EF Englishtown confirma patrocínio à CBF

 

A CBF (Confederação Brasileira de Futebol) e a EF Englishtown anunciaram nesta quinta-feira (28) um acordo de patrocínio válido até 2018. O contrato, que não teve o valor revelado, engloba a exposição da marca da escola de idiomas em todas as propriedades disponíveis pela entidade, à exceção dos uniformes de treino e jogo. A parceria também prevê a autorização, por parte da CBF, para a utilização da marca da seleção brasileira no material de comunicação da EF Englishtown.

O diretor-geral da empresa, André Marques, já afirmou que está à procura de um garoto-propaganda ligado ao futebol para “personificar” o patrocínio à seleção, e disse também que o acordo foi tramado com algumas particularidades. “Também vamos trabalhar com serviços para a CBF, como de tradução e de levar a nossa plataforma e nossa tecnologia junto. Temos obviamente uma série de ativos e direitos importantes que vamos explorar, mas é um acordo diferente dos demais por também ser de serviços e até de ações de cunho social”, afirmou.

De acordo com o executivo, há uma forte expectativa na popularização e aumento da base de alunos da companhia, mas a principal meta do patrocínio é institucional. “Queremos chegar mais próximo do público e expandir a nossa atuação em todas as classes sociais, já que sabemos historicamente que existe preponderância no estudo de línguas por parte das classes mais elevadas.
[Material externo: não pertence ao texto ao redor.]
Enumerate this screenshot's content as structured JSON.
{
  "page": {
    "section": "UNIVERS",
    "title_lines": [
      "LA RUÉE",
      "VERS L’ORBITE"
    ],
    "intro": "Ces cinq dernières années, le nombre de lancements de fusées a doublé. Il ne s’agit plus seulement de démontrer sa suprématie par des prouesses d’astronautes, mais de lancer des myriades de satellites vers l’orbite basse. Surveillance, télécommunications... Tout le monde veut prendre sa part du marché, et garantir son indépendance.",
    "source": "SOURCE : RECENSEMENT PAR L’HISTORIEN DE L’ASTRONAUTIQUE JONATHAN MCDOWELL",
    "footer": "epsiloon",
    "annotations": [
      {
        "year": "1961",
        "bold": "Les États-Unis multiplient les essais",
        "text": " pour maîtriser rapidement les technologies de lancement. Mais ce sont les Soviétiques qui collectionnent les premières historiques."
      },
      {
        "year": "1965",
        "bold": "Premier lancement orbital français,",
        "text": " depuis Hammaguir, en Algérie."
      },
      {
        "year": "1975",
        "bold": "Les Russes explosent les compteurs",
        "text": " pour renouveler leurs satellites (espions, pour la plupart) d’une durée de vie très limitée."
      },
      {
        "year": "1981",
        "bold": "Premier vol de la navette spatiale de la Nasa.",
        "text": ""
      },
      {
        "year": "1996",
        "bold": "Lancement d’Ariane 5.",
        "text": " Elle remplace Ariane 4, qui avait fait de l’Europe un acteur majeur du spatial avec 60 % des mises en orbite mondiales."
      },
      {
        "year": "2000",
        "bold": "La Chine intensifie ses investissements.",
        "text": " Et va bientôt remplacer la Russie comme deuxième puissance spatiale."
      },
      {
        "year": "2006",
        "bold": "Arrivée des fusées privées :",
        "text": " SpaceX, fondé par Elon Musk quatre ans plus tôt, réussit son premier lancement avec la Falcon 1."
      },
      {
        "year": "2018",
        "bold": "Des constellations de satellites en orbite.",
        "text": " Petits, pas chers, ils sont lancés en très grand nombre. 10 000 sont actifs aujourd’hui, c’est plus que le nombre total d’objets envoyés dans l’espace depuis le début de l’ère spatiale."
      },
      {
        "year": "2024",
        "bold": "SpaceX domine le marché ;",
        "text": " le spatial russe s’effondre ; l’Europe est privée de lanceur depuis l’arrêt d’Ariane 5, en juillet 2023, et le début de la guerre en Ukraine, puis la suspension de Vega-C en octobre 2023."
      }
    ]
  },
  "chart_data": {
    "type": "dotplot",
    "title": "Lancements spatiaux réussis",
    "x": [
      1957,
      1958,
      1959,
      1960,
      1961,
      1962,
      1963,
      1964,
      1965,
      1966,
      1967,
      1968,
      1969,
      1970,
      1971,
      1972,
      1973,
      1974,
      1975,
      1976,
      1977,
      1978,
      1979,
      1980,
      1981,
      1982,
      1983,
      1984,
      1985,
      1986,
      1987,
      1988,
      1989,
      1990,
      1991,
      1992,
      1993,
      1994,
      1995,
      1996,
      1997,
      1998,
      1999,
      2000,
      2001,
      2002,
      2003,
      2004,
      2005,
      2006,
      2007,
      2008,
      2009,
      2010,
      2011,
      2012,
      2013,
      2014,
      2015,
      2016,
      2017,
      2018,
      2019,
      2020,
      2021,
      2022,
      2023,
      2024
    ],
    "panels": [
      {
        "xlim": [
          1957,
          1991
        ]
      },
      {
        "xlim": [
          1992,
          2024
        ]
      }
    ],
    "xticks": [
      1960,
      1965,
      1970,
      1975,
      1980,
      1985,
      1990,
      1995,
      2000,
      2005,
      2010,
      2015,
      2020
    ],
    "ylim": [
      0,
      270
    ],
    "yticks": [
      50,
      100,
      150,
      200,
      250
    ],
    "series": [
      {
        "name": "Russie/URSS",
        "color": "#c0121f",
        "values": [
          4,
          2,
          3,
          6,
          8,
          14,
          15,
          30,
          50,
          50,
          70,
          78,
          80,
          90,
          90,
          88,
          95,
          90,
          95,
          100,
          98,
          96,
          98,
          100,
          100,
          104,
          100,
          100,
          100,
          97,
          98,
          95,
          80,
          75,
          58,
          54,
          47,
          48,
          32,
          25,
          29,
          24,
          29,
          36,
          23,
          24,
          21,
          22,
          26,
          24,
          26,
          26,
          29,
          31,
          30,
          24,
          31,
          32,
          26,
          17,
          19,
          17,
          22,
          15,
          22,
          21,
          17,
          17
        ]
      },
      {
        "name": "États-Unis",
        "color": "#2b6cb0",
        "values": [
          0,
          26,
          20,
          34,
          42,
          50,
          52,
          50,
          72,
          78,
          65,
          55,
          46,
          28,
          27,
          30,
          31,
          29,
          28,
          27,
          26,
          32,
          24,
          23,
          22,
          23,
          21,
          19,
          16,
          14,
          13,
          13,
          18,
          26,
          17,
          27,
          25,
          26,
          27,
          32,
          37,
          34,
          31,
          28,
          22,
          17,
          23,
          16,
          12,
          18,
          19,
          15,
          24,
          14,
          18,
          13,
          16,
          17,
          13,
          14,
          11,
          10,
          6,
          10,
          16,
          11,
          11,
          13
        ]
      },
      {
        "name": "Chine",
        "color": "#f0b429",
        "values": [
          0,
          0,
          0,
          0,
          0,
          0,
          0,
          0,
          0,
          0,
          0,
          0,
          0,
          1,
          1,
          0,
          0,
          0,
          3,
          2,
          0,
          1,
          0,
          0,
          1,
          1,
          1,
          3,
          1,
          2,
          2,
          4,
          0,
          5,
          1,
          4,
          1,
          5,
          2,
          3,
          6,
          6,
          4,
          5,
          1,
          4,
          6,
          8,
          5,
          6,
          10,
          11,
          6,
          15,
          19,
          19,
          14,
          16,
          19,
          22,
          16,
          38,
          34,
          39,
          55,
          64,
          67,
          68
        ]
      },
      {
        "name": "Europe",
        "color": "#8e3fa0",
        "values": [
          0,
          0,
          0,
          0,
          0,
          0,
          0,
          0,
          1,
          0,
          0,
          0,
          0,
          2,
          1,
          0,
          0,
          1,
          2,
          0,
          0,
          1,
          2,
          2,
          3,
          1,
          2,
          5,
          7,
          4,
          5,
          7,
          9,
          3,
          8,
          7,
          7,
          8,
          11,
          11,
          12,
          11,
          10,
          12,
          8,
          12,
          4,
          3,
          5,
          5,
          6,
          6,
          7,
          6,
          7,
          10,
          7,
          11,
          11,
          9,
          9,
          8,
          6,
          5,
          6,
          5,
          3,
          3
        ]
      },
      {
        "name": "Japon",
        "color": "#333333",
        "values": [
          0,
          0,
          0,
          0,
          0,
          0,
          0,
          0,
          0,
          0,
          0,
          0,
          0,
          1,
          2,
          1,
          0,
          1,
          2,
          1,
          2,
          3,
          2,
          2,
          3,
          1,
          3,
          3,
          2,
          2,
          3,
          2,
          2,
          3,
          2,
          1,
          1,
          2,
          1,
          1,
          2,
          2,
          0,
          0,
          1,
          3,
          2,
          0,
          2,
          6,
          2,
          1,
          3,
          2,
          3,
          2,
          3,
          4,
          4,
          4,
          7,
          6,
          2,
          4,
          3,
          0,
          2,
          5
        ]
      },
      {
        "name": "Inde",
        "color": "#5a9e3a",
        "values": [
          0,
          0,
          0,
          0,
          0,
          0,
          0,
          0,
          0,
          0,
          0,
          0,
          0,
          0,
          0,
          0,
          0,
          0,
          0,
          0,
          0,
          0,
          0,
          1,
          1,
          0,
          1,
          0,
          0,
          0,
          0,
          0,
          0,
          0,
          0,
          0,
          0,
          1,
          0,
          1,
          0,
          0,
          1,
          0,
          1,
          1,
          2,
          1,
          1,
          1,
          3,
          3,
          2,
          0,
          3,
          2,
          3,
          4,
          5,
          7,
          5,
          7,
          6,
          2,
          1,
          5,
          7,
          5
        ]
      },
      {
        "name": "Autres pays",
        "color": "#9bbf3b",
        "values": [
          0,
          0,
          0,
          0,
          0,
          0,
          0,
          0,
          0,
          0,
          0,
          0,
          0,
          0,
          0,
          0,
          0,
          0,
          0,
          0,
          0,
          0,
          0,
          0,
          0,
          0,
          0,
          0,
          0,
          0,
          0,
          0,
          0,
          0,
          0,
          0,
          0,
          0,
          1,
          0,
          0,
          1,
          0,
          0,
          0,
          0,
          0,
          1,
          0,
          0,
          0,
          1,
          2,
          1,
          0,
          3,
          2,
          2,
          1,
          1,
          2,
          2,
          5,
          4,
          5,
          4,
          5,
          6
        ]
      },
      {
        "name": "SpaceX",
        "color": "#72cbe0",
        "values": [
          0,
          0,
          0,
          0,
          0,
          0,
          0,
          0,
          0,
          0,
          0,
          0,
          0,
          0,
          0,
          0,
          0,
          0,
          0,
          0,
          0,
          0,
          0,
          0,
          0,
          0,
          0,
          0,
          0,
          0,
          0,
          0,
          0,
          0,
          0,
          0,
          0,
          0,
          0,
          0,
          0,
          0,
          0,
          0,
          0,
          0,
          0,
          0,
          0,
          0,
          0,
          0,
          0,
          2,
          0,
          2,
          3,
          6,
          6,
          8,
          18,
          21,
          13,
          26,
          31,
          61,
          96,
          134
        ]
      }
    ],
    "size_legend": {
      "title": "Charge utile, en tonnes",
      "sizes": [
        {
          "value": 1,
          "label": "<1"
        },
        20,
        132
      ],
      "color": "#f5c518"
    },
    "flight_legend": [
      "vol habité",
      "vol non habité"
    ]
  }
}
A gente entra numa linha de unir os nossos valores e atingir o público de forma direta, apoiando a seleção, uma paixão nacional, no maior evento esportivo no ano que vem”.

Além das ações e da exposição de marca direta junto à seleção brasileira, o plano de mídia da rede sueca também foi impulsionado. “A gente sempre trabalhou muito no online, até por que nossa plataforma é na web, e estávamos com alguns comerciais de TV, mas agora partimos para o offline para encontrar novos segmentos que não estávamos atingindo, com peças em revistas, jornais e outras mídias”, explicou Marques.

A EF Englishtown já tem uma ligação com o esporte, e patrocinou os Jogos Olímpicos de 2008, na China, e agora está ligado à Olimpíada de Inverno, em Sochi, nao Rússia.

CBF: mais um patrocinador

O acordo com a EF garante o 14° contrato de patrocínio à CBF. Em setembro, a entidade fechou com a Samsung, que se uniu ao rol que já conta com Nike, Itaú, Vivo, Guaraná Antarctica, Sadia, MasterCard, Nestlé, Extra, Gillette, Volkswagen, Gol e Unimed. Nos últimos cinco anos, a receita proveniente de patrocínios se multiplicou para a CBF, que saiu de R$ 107,4 milhões em 2008 para R$ 235,5 milhões em 2013, de acordo com O Estado de S.Paulo.

O presidente da CBF, José Maria Marin, afirmou que “espera conquistar mais patrocinadores” e se valer da grande vitrine da Copa do Mundo e da boa fase da seleção brasileira, mas também disse, em meio a constantes questionamentos sobre a infraestrutura para o Mundial e o movimento Bom Senso F.C., que esta questão mercadológica era o que “menos o preocupava”. Em entrevistas anteriores, o dirigente confirmou que a demanda para patrocinar a confederação estava aquecida.